Generally candidates will either petition (collect signatures), pay a filing fee, or be nominated by a party process.

  • So in Kansas, the Republican, Democrat and Libertarian Parties determine the candidates in the Primary elections.

  • In New Hampshire, there is a $1000 filing fee.

  • In Illinois, 3000 signatures are required.

  • Other states have a combination: Perhaps a certain number of signatures and a fee, or in Massachusetts. Where the Secretary of the Commonwealth can "place candidates on the ballot who have been generally advocated or recognized in the national news media."

  • In Iowa and other "caucus" states, the groups emerge in the caucus meetings. THere are no printed ballots, so there isn't a need to "file".

There is a secondary question: How does a party become recognised by the State as requiring Primary Elections. There is usually a restriction on this too. In some states the "Democrat" and "Republican" parties are the only recognised Primary parties, in others it is any Party with a certain level of representation in the State Legislature.

See https://ballotpedia.org/Ballot_access_for_presidential_candidates

  • What you forgot to add, I suppose, is that mostly the candidates are already decided by the media and polls, even before the first primary.
    – amsquareb
    Jan 5, 2021 at 21:33
  • However, in most states they still have to file, or go through some other process
    – James K
    Jan 5, 2021 at 23:37
  • I suspect if 1,000 people wanted to run for president bad enough to spend $1,000 in New Hampshire filing fees then there would be 1,000 people on the New Hampshire ballot. The state would be $1,000,000 richer minus the cost of the big ballot election.
    – emory
    Jan 6, 2021 at 15:07
  • 1
    There were 33 DEMs and 17 GOPs on the New Hampshire primary ballot in 2020 according to a list on Ballotpedia. California once had a jungle primary for governor (2003 recall/ special election) with 135. The party with the help of media and polls decides who gets to be in the nationally televised debate(s).
    – Damila
    Jan 6, 2021 at 15:29
  • Why'd you put caucus in quotes? Jan 6, 2021 at 16:43

Rules will vary state to state, but most (if not all) states will require a minimum number of people to sign a nomination form for each candidate. Only candidates that are able to organise reasonably efficiently will be able to reach that threshold.

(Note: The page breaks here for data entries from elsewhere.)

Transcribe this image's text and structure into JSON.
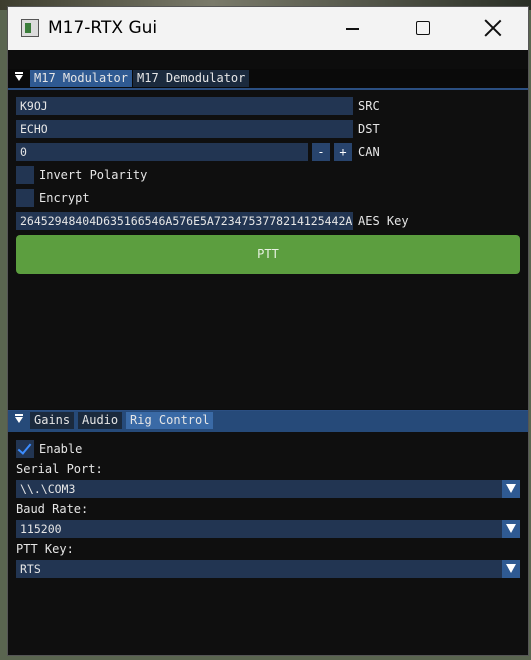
{
  "window": {
    "title": "M17-RTX Gui"
  },
  "modulator": {
    "tabs": [
      {
        "label": "M17 Modulator",
        "selected": true
      },
      {
        "label": "M17 Demodulator",
        "selected": false
      }
    ],
    "src": {
      "value": "K9OJ",
      "label": "SRC"
    },
    "dst": {
      "value": "ECHO",
      "label": "DST"
    },
    "can": {
      "value": "0",
      "label": "CAN",
      "minus": "-",
      "plus": "+"
    },
    "invert_polarity": {
      "label": "Invert Polarity",
      "checked": false
    },
    "encrypt": {
      "label": "Encrypt",
      "checked": false
    },
    "aes_key": {
      "value": "26452948404D635166546A576E5A7234753778214125442A",
      "label": "AES Key"
    },
    "ptt_label": "PTT"
  },
  "rig": {
    "tabs": [
      {
        "label": "Gains",
        "selected": false
      },
      {
        "label": "Audio",
        "selected": false
      },
      {
        "label": "Rig Control",
        "selected": true
      }
    ],
    "enable": {
      "label": "Enable",
      "checked": true
    },
    "serial_port": {
      "label": "Serial Port:",
      "value": "\\\\.\\COM3"
    },
    "baud_rate": {
      "label": "Baud Rate:",
      "value": "115200"
    },
    "ptt_key": {
      "label": "PTT Key:",
      "value": "RTS"
    }
  },
  "colors": {
    "accent": "#2f5a92",
    "ptt": "#5c9e3f",
    "field": "#223552",
    "check": "#3c8dff"
  }
}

  • By 'people' you mean general public/voters or party members?
    – amsquareb
    Jan 5, 2021 at 20:16
  • 4
    Depends on the state. The thing to remember in the US is that all elections, including for federal offices, are run by each state under their own varying rules.
    – Joe C
    Jan 5, 2021 at 20:23

They aren't really, which is why recent presidential primary debates have needed comically large stages, or even had to split the field of hopefuls in half and go over two days.

As a lot of other answers have mentioned, there are filing fees and requirements in all 50 states. For someone running for funzies I suppose that could add up to a lot of money and work, but for a serious national candidate these are nominal hurdles.

However, the real gate the last couple of cycles has been the party-sponsored televised primary debates.

To keep the debates manageable the entities running them (the associated party's national committees) have had to institute gating mechanisms lately. This usually boils down to having enough donors to plausibly compete in upcoming primaries, and meeting some polling threshold.

For the 2020 Democratic primary debates, to get in the first debate a candidate had to poll at 1% or better nationally in at least 3 polls, or have at least 65,000 donors across 20 states. These thresholds were moved higher as the debates went on (after the first caucus), to avoid wasting everyone's time with unviable candidates. Of course candidates who just barely didn't make the cut complained bitterly about this.

Similarly, back in 2015/16 the Republican primary debates started with 17 cadidates, split into a main 10, and a 7 person "kid's table" debate. The 10 were apparently picked for being the 10 highest polling, and the 7 based on some typically murky critera. As the primary campaign wore on, the critera were progressively tightened until at the end there were only 3 invitees.